Partie I. La langue du Serpent

Une fois de plus, Édouain à la sombre armure avait tenu bon. Après l’embuscade couronnée de succès, il avait fallu explorer le temple cyclopéen pour s’assurer qu’aucune mauvaise surprise ne s’y dissimulait plus. L’étrange Éli, toute secouée encore par sa rencontre avec le diable volatile, y avait détecté les bribes ténues d’une magie ancienne et presque disparue, une présence obscure enfouie sous la pousière du temps.

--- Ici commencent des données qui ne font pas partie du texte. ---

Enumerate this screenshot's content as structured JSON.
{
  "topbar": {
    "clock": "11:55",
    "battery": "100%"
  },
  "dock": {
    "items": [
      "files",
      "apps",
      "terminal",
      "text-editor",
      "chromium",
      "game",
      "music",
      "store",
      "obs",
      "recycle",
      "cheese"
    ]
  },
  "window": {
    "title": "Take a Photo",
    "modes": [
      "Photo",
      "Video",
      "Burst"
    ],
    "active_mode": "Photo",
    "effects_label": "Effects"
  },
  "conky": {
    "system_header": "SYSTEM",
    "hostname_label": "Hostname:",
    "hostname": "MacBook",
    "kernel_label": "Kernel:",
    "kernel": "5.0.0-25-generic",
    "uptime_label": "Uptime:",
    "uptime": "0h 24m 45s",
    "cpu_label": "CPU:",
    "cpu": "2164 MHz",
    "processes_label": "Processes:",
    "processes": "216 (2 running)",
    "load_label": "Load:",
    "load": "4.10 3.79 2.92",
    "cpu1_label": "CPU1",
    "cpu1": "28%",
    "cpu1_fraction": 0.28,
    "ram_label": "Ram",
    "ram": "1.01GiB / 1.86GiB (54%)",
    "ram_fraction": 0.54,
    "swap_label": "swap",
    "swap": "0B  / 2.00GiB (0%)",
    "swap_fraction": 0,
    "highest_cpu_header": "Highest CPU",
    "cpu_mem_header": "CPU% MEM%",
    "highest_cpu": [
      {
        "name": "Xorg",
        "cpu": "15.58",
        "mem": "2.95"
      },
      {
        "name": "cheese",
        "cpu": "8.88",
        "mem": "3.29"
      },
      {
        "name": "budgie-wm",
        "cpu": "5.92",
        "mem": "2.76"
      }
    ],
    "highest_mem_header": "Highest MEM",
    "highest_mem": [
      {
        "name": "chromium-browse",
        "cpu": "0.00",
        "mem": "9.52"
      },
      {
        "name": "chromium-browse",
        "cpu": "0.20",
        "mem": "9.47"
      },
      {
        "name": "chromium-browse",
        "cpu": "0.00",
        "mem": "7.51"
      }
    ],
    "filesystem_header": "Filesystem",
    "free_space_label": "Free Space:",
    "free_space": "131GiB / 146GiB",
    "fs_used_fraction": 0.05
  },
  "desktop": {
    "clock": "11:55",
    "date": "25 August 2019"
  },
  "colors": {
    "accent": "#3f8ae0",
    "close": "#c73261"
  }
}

Ils s’étaient enfoncés dans les profondeurs du temple, jusqu’au Saint des Saints. Par superstition autant que par prudence, Bran n’avait pas voulu descendre dans la nef. Les traces des gobelins s’arrêtaient bien avant, même eux avaient dû craindre le sacrilège. Une flèche encochée, l’œil vigilant, il avait attendu qu’Éli détaille les statues qui s’y alignaient, leurs vêtures anachroniques, les fresques torturées qui leur servaient de décor. Ni elle ni lui n’avait saisi l’épreuve que traversait Édouain…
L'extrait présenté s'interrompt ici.